Recently, reward-conditioned reinforcement learning (RCRL) has gained
popularity due to its simplicity, flexibility, and off-policy nature. However,
we will show that current RCRL approaches are fundamentally limited and fail to
address two critical challenges of RCRL -- improving generalization on high
reward-to-go (RTG) inputs, and avoiding out-of-distribution (OOD) RTG queries
during testing time. To address these challenges when training vanilla RCRL
architectures, we propose Bayesian Reparameterized RCRL (BR-RCRL), a novel set
of inductive biases for RCRL inspired by Bayes' theorem.

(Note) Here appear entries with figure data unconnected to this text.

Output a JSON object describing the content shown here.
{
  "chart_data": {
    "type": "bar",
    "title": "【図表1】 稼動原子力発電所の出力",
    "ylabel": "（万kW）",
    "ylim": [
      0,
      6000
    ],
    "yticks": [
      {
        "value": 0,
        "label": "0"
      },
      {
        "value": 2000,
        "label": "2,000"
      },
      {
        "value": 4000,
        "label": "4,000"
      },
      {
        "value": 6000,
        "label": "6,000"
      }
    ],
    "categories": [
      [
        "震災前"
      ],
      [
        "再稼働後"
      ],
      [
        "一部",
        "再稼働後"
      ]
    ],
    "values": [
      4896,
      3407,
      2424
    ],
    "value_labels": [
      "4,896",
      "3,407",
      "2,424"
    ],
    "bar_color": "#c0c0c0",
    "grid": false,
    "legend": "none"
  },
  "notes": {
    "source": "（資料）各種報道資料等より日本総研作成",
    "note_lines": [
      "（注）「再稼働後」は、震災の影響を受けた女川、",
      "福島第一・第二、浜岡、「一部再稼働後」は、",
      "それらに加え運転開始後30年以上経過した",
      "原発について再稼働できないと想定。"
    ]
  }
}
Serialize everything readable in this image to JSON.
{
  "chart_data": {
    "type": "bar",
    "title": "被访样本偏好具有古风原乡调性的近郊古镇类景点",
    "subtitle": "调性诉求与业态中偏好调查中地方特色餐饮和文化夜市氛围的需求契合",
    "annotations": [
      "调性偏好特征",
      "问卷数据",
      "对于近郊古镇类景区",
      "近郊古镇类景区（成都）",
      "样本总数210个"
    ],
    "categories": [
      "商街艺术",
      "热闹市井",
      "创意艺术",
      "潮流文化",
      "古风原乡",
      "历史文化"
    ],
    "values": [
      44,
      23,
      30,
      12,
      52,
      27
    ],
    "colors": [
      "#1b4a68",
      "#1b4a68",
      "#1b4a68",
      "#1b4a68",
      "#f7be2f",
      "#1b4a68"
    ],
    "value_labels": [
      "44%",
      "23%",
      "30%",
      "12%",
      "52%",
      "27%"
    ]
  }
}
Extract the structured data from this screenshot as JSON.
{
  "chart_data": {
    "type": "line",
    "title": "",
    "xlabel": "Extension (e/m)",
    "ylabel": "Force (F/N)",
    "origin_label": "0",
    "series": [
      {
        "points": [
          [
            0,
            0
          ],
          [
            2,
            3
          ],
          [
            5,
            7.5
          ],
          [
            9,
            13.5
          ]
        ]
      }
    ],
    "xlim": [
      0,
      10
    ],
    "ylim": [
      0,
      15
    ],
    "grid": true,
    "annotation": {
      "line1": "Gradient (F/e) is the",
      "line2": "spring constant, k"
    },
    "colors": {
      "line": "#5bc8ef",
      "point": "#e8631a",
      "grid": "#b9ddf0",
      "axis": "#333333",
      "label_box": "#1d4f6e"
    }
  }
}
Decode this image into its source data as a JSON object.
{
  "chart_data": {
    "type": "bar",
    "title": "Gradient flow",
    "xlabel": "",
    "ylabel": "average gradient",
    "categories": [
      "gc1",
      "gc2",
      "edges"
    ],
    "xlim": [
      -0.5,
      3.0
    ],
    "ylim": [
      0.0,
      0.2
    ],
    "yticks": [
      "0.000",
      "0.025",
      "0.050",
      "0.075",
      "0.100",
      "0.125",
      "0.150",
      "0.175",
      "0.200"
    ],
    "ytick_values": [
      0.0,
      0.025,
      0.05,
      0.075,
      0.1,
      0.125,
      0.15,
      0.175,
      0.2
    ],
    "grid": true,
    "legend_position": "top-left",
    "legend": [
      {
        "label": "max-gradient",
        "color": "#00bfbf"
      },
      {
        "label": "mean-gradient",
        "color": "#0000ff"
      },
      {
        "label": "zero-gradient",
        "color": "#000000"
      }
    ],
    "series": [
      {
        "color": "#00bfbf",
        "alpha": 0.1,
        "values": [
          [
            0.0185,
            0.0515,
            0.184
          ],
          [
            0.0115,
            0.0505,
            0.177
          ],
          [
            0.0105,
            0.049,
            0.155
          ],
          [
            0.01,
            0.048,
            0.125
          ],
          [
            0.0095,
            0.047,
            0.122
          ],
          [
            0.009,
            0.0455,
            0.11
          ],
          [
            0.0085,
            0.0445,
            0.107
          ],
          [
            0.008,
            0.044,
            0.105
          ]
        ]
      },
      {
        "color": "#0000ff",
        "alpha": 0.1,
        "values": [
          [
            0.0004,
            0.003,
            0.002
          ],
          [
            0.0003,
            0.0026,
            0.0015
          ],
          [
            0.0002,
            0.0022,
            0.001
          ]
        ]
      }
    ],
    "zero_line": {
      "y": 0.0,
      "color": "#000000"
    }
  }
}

BR-RCRL removes a core
obstacle preventing vanilla RCRL from generalizing on high RTG inputs -- a
tendency that the model treats different RTG inputs as independent values,
which we term ``RTG Independence". BR-RCRL also allows us to design an
accompanying adaptive inference method, which maximizes total returns while
avoiding OOD queries that yield unpredictable behaviors in vanilla RCRL
methods. We show that BR-RCRL achieves state-of-the-art performance on the
Gym-Mujoco and Atari offline RL benchmarks, improving upon vanilla RCRL by up
to 11%.

提出了一种名为 Bayesian Reparameterized RCRL（BR-RCRL）的奖励条件强化学习新方法，它通过消除强化学习在高奖励输入下的独立性偏见和处理预测行为射线分布的问题，取得了比传统方法高出 11% 的性能在 Gym-Mujoco 和 Atari 离线 RL 基准中.